3.2 Pengaruh Sistem Budidaya terhadap Metabolisme Sekunder
Sebagai hasil dari karakteristik pertumbuhan yang berbeda dalam sistem kultivasi, kami mempelajari dampaknya pada metabolom sekunder. Kami menentukan jejak metabolik bakteri dalam sistem kultivasi yang berbeda dalam alur kerja metabolomik yang tidak ditargetkan dengan menentukan semua MF dalam sampel supernatan rangkap tiga yang diperoleh pada akhir kultivasi (Gambar 2 ) dan selama periode kultivasi (Gambar 3 , S3 – S6 ). Hanya MF yang hadir dengan kelimpahan lebih dari 1000 dalam semua rangkap tiga dan tidak terdeteksi dalam kontrol medium dan pra-kultur yang dipertimbangkan lebih lanjut.

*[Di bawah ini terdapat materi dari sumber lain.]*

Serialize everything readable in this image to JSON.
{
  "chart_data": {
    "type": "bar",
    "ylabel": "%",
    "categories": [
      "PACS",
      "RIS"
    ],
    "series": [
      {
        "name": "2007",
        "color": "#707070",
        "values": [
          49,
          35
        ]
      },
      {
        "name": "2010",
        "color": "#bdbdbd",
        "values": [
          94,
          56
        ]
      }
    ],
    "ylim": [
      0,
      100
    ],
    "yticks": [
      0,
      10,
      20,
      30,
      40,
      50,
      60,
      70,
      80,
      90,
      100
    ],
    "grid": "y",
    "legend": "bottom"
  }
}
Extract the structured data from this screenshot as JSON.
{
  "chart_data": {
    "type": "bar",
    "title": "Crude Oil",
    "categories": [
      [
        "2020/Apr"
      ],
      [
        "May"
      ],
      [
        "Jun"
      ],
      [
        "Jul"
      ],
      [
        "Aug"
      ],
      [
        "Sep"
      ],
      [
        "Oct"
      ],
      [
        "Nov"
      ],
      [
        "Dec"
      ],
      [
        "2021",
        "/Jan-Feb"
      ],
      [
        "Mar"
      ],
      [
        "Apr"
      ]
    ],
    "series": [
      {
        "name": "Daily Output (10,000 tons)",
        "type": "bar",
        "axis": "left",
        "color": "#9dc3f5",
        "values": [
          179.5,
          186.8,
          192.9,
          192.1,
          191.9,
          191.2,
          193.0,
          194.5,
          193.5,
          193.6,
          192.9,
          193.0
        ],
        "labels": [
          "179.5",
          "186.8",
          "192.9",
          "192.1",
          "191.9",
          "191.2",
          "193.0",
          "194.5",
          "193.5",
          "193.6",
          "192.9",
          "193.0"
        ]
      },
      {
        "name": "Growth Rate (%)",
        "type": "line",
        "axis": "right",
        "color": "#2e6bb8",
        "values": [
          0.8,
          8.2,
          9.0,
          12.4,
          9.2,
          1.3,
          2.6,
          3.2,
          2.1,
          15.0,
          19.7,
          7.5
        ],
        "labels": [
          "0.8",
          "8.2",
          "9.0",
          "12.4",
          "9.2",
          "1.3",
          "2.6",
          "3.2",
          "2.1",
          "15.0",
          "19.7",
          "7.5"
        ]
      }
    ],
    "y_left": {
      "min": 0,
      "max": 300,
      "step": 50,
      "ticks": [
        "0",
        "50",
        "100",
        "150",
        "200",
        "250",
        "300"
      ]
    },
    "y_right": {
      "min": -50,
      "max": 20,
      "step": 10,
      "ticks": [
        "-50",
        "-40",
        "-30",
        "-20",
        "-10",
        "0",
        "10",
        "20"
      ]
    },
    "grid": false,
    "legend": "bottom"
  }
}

Untuk menyelidiki lebih lanjut dampak sistem kultivasi pada kemunculan SM yang bergantung pada waktu selama seluruh periode kultivasi, kami memantau kemunculan MF setiap hari dan mengelompokkan profil intensitasnya dari waktu ke waktu menggunakan analisis pengelompokan hierarkis. Secara keseluruhan, tiga profil produksi produksi awal , produksi & degradasi , dan produksi akhir diklasifikasikan dalam studi ini, dengan contoh yang diberikan untuk setiap bakteri pada Gambar S3 : Profil produksi awal menggambarkan MF yang dibentuk oleh bakteri setelah satu atau dua hari pertumbuhan dalam sistem kultivasi. Intensitasnya mencapai maksimum dan tetap konstan hingga akhir kultivasi. Profil produksi produksi & degradasi diklasifikasikan saat MF muncul dan menghilang selama kultivasi. MF yang diproduksi setelah 3 atau 4 hari kultivasi dan terus meningkat jumlahnya hingga akhir kultivasi, dikategorikan sebagai profil produksi akhir . Untuk mendapatkan pemahaman yang lebih mendalam tentang hubungan antara MF dan struktur kimianya, anotasi dilakukan dengan membandingkan waktu retensi dan spektrum fragmentasi dengan standar kimia, memanfaatkan pustaka spektral daring GNPS, atau menggunakan alat fragmentasi in-silico SIRIUS. Daftar lengkap semua MF yang terdeteksi beserta anotasinya disediakan pada Tabel S2 .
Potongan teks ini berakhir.